When Talk Isn't Cheap

John Fund

4/30/2007 4:49:27 PM - John Fund

Campaign finance laws are increasingly becoming a tool to suppress political speech, and the courts are finally waking up to the danger. Last week a unanimous Washington state Supreme Court struck down an outrageous interpretation of a law that had been used to classify the antitax comments of two Seattle talk-radio hosts as "campaign contributions" subject to regulation — that is, suppression — by local prosecutors and officials who disagreed.

Washington's highest court struck down a decision by Superior Court Judge Chris Wickham, who in 2005 ordered KVI radio hosts John Carlson and Kirby Wilbur had to place a monetary value on "campaign contributions" they made when they argued in favor of Initiative 912, a ballot measure to repeal a 9.5-cent-a-gallon increase in the state's gasoline tax. The antitax measure ultimately lost by 6% of the vote, in part because its opponents outspent its supporters by 20 to 1.

But the "unofficial" support of the measure by talk-show hosts such as Messrs. Carlson and Wilbur, who went so far as to actively tell listeners how they could sign petitions to get I-912 on the ballot, infuriated the self-styled Keep Washington Rolling coalition, which backed the gas tax hike. The coalition convinced a local prosecutor in San Juan County, along with the cities of Kent, Auburn and Seattle, to sue KVI radio demanding that it be brought under the state's campaign finance laws.

In siding with the localities, Judge Wickham insisted he was not restricting speech, merely requiring the reporting of "in kind" contributions to the antitax campaign. But in fact he was equating speech to money, for these "contributions" consisted entirely of speech.

State law bans any entity from contributing more than $5,000 in cash or services within three weeks of an election. As the November 2005 election neared, the state's Public Disclosure Commission warned the group sponsoring Initiative 912 that it faced fines, penalties and civil prosecutions if anyone contributed more than $5,000 — and that Messrs. Carlson and Wilbur could violate the law if they kept talking about Initiative 912 as the election approached. "The idea that I couldn't talk about I-912 in the last 2 1/2 weeks of the campaign, which are the most pivotal, was just outrageous," Mr. Carlson told me.

First Amendment scholars tell me that if the Supreme Court had upheld Judge Wickham's ruling, it would have had a chilling effect on talk and news shows across America. And what would have been next? A judge ordering a newspaper to determine a monetary value for an editorial endorsement? In Parker North, Colo., residents who are fighting an annexation move are being sued merely for putting up yard signs and passing out flyers without registering these "contributions" with state election officials.

Washington's largely liberal Supreme Court agreed that political free speech was jeopardized by the attempt to regulate media outlets under campaign finance laws.
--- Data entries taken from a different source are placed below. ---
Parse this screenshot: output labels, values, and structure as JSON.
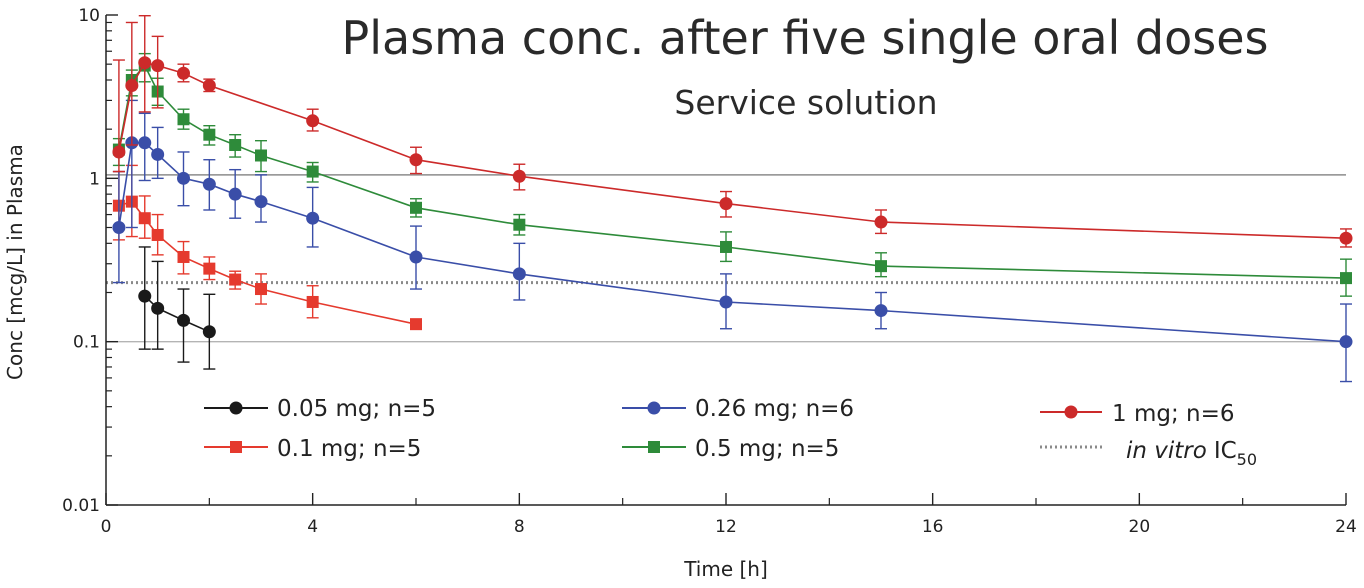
{
  "chart_data": {
    "type": "line",
    "title": "Plasma conc. after five single oral doses",
    "subtitle": "Service solution",
    "xlabel": "Time [h]",
    "ylabel": "Conc [mcg/L] in Plasma",
    "yscale": "log",
    "xlim": [
      0,
      24
    ],
    "ylim": [
      0.01,
      10
    ],
    "x_ticks": [
      0,
      4,
      8,
      12,
      16,
      20,
      24
    ],
    "x_tick_labels": [
      "0",
      "4",
      "8",
      "12",
      "16",
      "20",
      "24"
    ],
    "y_ticks": [
      0.01,
      0.1,
      1,
      10
    ],
    "y_tick_labels": [
      "0.01",
      "0.1",
      "1",
      "10"
    ],
    "reference_lines": [
      {
        "name": "gridline-1",
        "value": 1.05,
        "style": "solid",
        "color": "#8c8c8c"
      },
      {
        "name": "gridline-0.1",
        "value": 0.1,
        "style": "solid",
        "color": "#b4b4b4"
      },
      {
        "name": "in-vitro-ic50",
        "value": 0.23,
        "style": "dotted",
        "color": "#8a8a8a"
      }
    ],
    "series": [
      {
        "name": "0.05 mg; n=5",
        "color": "#1a1a1a",
        "marker": "circle",
        "x": [
          0.75,
          1,
          1.5,
          2
        ],
        "y": [
          0.19,
          0.16,
          0.135,
          0.115
        ],
        "err_low": [
          0.09,
          0.09,
          0.075,
          0.068
        ],
        "err_high": [
          0.38,
          0.31,
          0.21,
          0.195
        ]
      },
      {
        "name": "0.1 mg; n=5",
        "color": "#e53a2e",
        "marker": "square",
        "x": [
          0.25,
          0.5,
          0.75,
          1,
          1.5,
          2,
          2.5,
          3,
          4,
          6
        ],
        "y": [
          0.68,
          0.72,
          0.57,
          0.45,
          0.33,
          0.28,
          0.24,
          0.21,
          0.175,
          0.128
        ],
        "err_low": [
          0.42,
          0.44,
          0.43,
          0.34,
          0.26,
          0.24,
          0.21,
          0.17,
          0.14,
          0.128
        ],
        "err_high": [
          1.1,
          1.2,
          0.78,
          0.6,
          0.41,
          0.33,
          0.27,
          0.26,
          0.22,
          0.128
        ]
      },
      {
        "name": "0.26 mg; n=6",
        "color": "#3a4ea8",
        "marker": "circle",
        "x": [
          0.25,
          0.5,
          0.75,
          1,
          1.5,
          2,
          2.5,
          3,
          4,
          6,
          8,
          12,
          15,
          24
        ],
        "y": [
          0.5,
          1.65,
          1.65,
          1.4,
          1.0,
          0.92,
          0.8,
          0.72,
          0.57,
          0.33,
          0.26,
          0.175,
          0.155,
          0.1
        ],
        "err_low": [
          0.23,
          0.5,
          0.97,
          1.0,
          0.68,
          0.64,
          0.57,
          0.54,
          0.38,
          0.21,
          0.18,
          0.12,
          0.12,
          0.057
        ],
        "err_high": [
          1.1,
          3.0,
          2.5,
          2.05,
          1.45,
          1.3,
          1.13,
          1.05,
          0.88,
          0.51,
          0.4,
          0.26,
          0.2,
          0.17
        ]
      },
      {
        "name": "0.5 mg; n=5",
        "color": "#2e8b3a",
        "marker": "square",
        "x": [
          0.25,
          0.5,
          0.75,
          1,
          1.5,
          2,
          2.5,
          3,
          4,
          6,
          8,
          12,
          15,
          24
        ],
        "y": [
          1.5,
          4.0,
          4.9,
          3.4,
          2.3,
          1.85,
          1.6,
          1.38,
          1.1,
          0.66,
          0.52,
          0.38,
          0.29,
          0.245
        ],
        "err_low": [
          1.2,
          3.2,
          3.9,
          2.8,
          2.0,
          1.6,
          1.35,
          1.1,
          0.95,
          0.58,
          0.45,
          0.31,
          0.25,
          0.19
        ],
        "err_high": [
          1.75,
          4.6,
          5.8,
          4.1,
          2.65,
          2.1,
          1.85,
          1.7,
          1.25,
          0.75,
          0.6,
          0.47,
          0.35,
          0.32
        ]
      },
      {
        "name": "1 mg; n=6",
        "color": "#cc2a2a",
        "marker": "circle",
        "x": [
          0.25,
          0.5,
          0.75,
          1,
          1.5,
          2,
          4,
          6,
          8,
          12,
          15,
          24
        ],
        "y": [
          1.45,
          3.7,
          5.1,
          4.9,
          4.4,
          3.7,
          2.25,
          1.3,
          1.03,
          0.7,
          0.54,
          0.43
        ],
        "err_low": [
          1.1,
          1.6,
          2.55,
          2.7,
          3.9,
          3.4,
          1.95,
          1.07,
          0.85,
          0.58,
          0.46,
          0.38
        ],
        "err_high": [
          5.3,
          9.0,
          9.9,
          7.4,
          5.0,
          4.05,
          2.65,
          1.55,
          1.22,
          0.83,
          0.64,
          0.49
        ]
      }
    ],
    "legend": {
      "entries": [
        {
          "label": "0.05 mg; n=5",
          "series": 0
        },
        {
          "label": "0.1 mg; n=5",
          "series": 1
        },
        {
          "label": "0.26 mg; n=6",
          "series": 2
        },
        {
          "label": "0.5 mg; n=5",
          "series": 3
        },
        {
          "label": "1 mg; n=6",
          "series": 4
        }
      ],
      "ic50_prefix": "in vitro",
      "ic50_label": "IC",
      "ic50_subscript": "50"
    }
  }
}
Writing in concurrence, Justice Jim Johnson noted, "Today we are confronted with an example of abusive prosecution by several local governments. . . . This litigation was actually for the purpose of restricting or silencing political opponents." The court took the unusual step of sending the case back to the trial court to determine the nature of any constitutional violations the prosecutors who brought the case committed and whether the Initiative 912 supporters have a right to collect attorneys' fee from the local governments who sued them.

Also last week, the U.S. Supreme Court heard arguments in a case involving a Wisconsin pro-life group that ran afoul of McCain-Feingold restrictions on ads run by advocacy groups within 60 days of an election. Court observers believe the oral arguments went well for those challenging the law, and there is cautious optimism the court will pare back its pro-regulatory view of political speech. Certainly, the Supreme Court justices would benefit from a close reading of the Washington state court's decision.
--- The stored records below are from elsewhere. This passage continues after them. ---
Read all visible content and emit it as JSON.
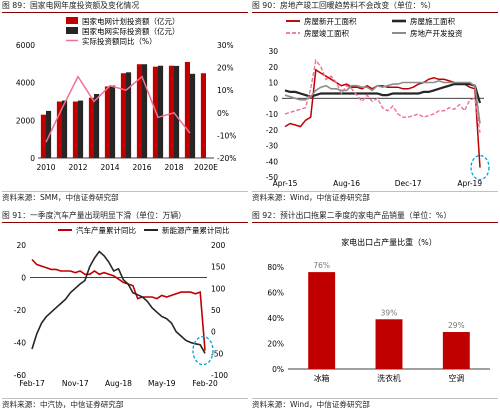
{
  "colors": {
    "red": "#c00000",
    "dark": "#262626",
    "pink": "#f07090",
    "gray": "#8c8c8c",
    "cyan": "#00a0e0",
    "axis": "#000000"
  },
  "panels": {
    "p89": {
      "title": "图 89：国家电网年度投资额及变化情况",
      "source": "资料来源：SMM，中信证券研究部"
    },
    "p90": {
      "title": "图 90：房地产竣工回暖趋势料不会改变（单位：%）",
      "source": "资料来源：Wind，中信证券研究部"
    },
    "p91": {
      "title": "图 91：一季度汽车产量出现明显下滑（单位：万辆）",
      "source": "资料来源：中汽协，中信证券研究部"
    },
    "p92": {
      "title": "图 92：预计出口拖累二季度的家电产品销量（单位：%）",
      "source": "资料来源：Wind，中信证券研究部"
    }
  },
  "chart_data": [
    {
      "id": "p89",
      "type": "bar",
      "categories": [
        "2010",
        "2011",
        "2012",
        "2013",
        "2014",
        "2015",
        "2016",
        "2017",
        "2018",
        "2019",
        "2020E"
      ],
      "xticks": [
        "2010",
        "2012",
        "2014",
        "2016",
        "2018",
        "2020E"
      ],
      "ylim": [
        0,
        6000
      ],
      "yticks": [
        "0",
        "2000",
        "4000",
        "6000"
      ],
      "y2lim": [
        -20,
        30
      ],
      "y2ticks": [
        "-20%",
        "-10%",
        "0%",
        "10%",
        "20%",
        "30%"
      ],
      "series": [
        {
          "name": "国家电网计划投资额（亿元）",
          "type": "bar",
          "values": [
            2300,
            3000,
            3000,
            3200,
            3800,
            4500,
            4980,
            4850,
            4900,
            5100,
            4500
          ]
        },
        {
          "name": "国家电网实际投资额（亿元）",
          "type": "bar",
          "values": [
            2500,
            3050,
            3050,
            3400,
            3850,
            4550,
            4980,
            4900,
            4890,
            4470,
            null
          ]
        },
        {
          "name": "实际投资额同比（%）",
          "type": "line",
          "axis": "y2",
          "values": [
            -13,
            2,
            16,
            5,
            12,
            10,
            16,
            -2,
            0,
            -9,
            null
          ]
        }
      ]
    },
    {
      "id": "p90",
      "type": "line",
      "xticks": [
        "Apr-15",
        "Aug-16",
        "Dec-17",
        "Apr-19"
      ],
      "ylim": [
        -50,
        30
      ],
      "yticks": [
        "-50",
        "-40",
        "-30",
        "-20",
        "-10",
        "0",
        "10",
        "20",
        "30"
      ],
      "series": [
        {
          "name": "房屋新开工面积",
          "style": "red-solid",
          "values": [
            -18,
            -16,
            -17,
            -18,
            -14,
            -12,
            18,
            16,
            14,
            12,
            10,
            8,
            9,
            7,
            7,
            6,
            8,
            6,
            8,
            8,
            7,
            7,
            7,
            6,
            6,
            7,
            9,
            10,
            12,
            13,
            12,
            12,
            11,
            10,
            9,
            9,
            7,
            6,
            -44
          ]
        },
        {
          "name": "房屋施工面积",
          "style": "dark-solid",
          "values": [
            5,
            4,
            4,
            3,
            2,
            1,
            2,
            3,
            3,
            3,
            3,
            3,
            3,
            3,
            3,
            3,
            3,
            3,
            3,
            2,
            2,
            3,
            3,
            3,
            3,
            3,
            3,
            4,
            4,
            5,
            6,
            7,
            8,
            9,
            9,
            9,
            9,
            8,
            -3
          ]
        },
        {
          "name": "房屋竣工面积",
          "style": "pink-dashed",
          "values": [
            -10,
            -9,
            -8,
            -7,
            -6,
            6,
            24,
            20,
            12,
            14,
            10,
            3,
            8,
            6,
            2,
            -2,
            2,
            -2,
            0,
            -6,
            -8,
            -5,
            -10,
            -12,
            -12,
            -11,
            -10,
            -12,
            -11,
            -10,
            -8,
            -8,
            -6,
            -7,
            -4,
            -8,
            -1,
            0,
            -22
          ]
        },
        {
          "name": "房地产开发投资",
          "style": "gray-solid",
          "values": [
            2,
            1,
            0,
            -1,
            -1,
            1,
            5,
            7,
            8,
            6,
            6,
            5,
            5,
            8,
            8,
            7,
            7,
            5,
            8,
            7,
            8,
            9,
            9,
            10,
            10,
            10,
            10,
            10,
            10,
            10,
            11,
            10,
            10,
            10,
            10,
            10,
            10,
            8,
            -16
          ]
        }
      ]
    },
    {
      "id": "p91",
      "type": "line",
      "xticks": [
        "Feb-17",
        "Nov-17",
        "Aug-18",
        "May-19",
        "Feb-20"
      ],
      "ylim": [
        -60,
        20
      ],
      "yticks": [
        "-60",
        "-40",
        "-20",
        "0",
        "20"
      ],
      "y2lim": [
        -100,
        200
      ],
      "y2ticks": [
        "-100",
        "-50",
        "0",
        "50",
        "100",
        "150",
        "200"
      ],
      "series": [
        {
          "name": "汽车产量累计同比",
          "color": "red",
          "values": [
            11,
            8,
            7,
            6,
            5,
            5,
            4,
            4,
            4,
            3,
            4,
            2,
            2,
            4,
            2,
            3,
            2,
            1,
            -1,
            -3,
            -4,
            -5,
            -13,
            -12,
            -12,
            -12,
            -13,
            -11,
            -12,
            -11,
            -10,
            -9,
            -9,
            -9,
            -10,
            -9,
            -45
          ]
        },
        {
          "name": "新能源产量累计同比",
          "color": "dark",
          "axis": "y2",
          "values": [
            -40,
            -5,
            20,
            35,
            45,
            55,
            65,
            75,
            90,
            100,
            110,
            118,
            150,
            170,
            185,
            175,
            160,
            140,
            145,
            120,
            110,
            90,
            85,
            80,
            70,
            55,
            45,
            35,
            30,
            20,
            0,
            -10,
            -20,
            -25,
            -28,
            -30,
            -50
          ]
        }
      ]
    },
    {
      "id": "p92",
      "type": "bar",
      "title": "家电出口占产量比重（%）",
      "categories": [
        "冰箱",
        "洗衣机",
        "空调"
      ],
      "values": [
        76,
        39,
        29
      ],
      "value_labels": [
        "76%",
        "39%",
        "29%"
      ],
      "ylim": [
        0,
        80
      ],
      "yticks": [
        "0%",
        "20%",
        "40%",
        "60%",
        "80%"
      ]
    }
  ]
}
Those in the media who support campaign regulations such as McCain-Feingold, believing that their own free speech is safe, could stand to read the decision too. The zealous pursuit of Messrs. Carlson and Wilbur showed how overreaching government officials can use such laws to intimidate the media into silence. One can only imagine how the media cheerleaders of McCain-Feingold would have reacted if they had been ordered to estimate a value for their all-out efforts to promote the legislation and were then faced with restrictions on their own speech.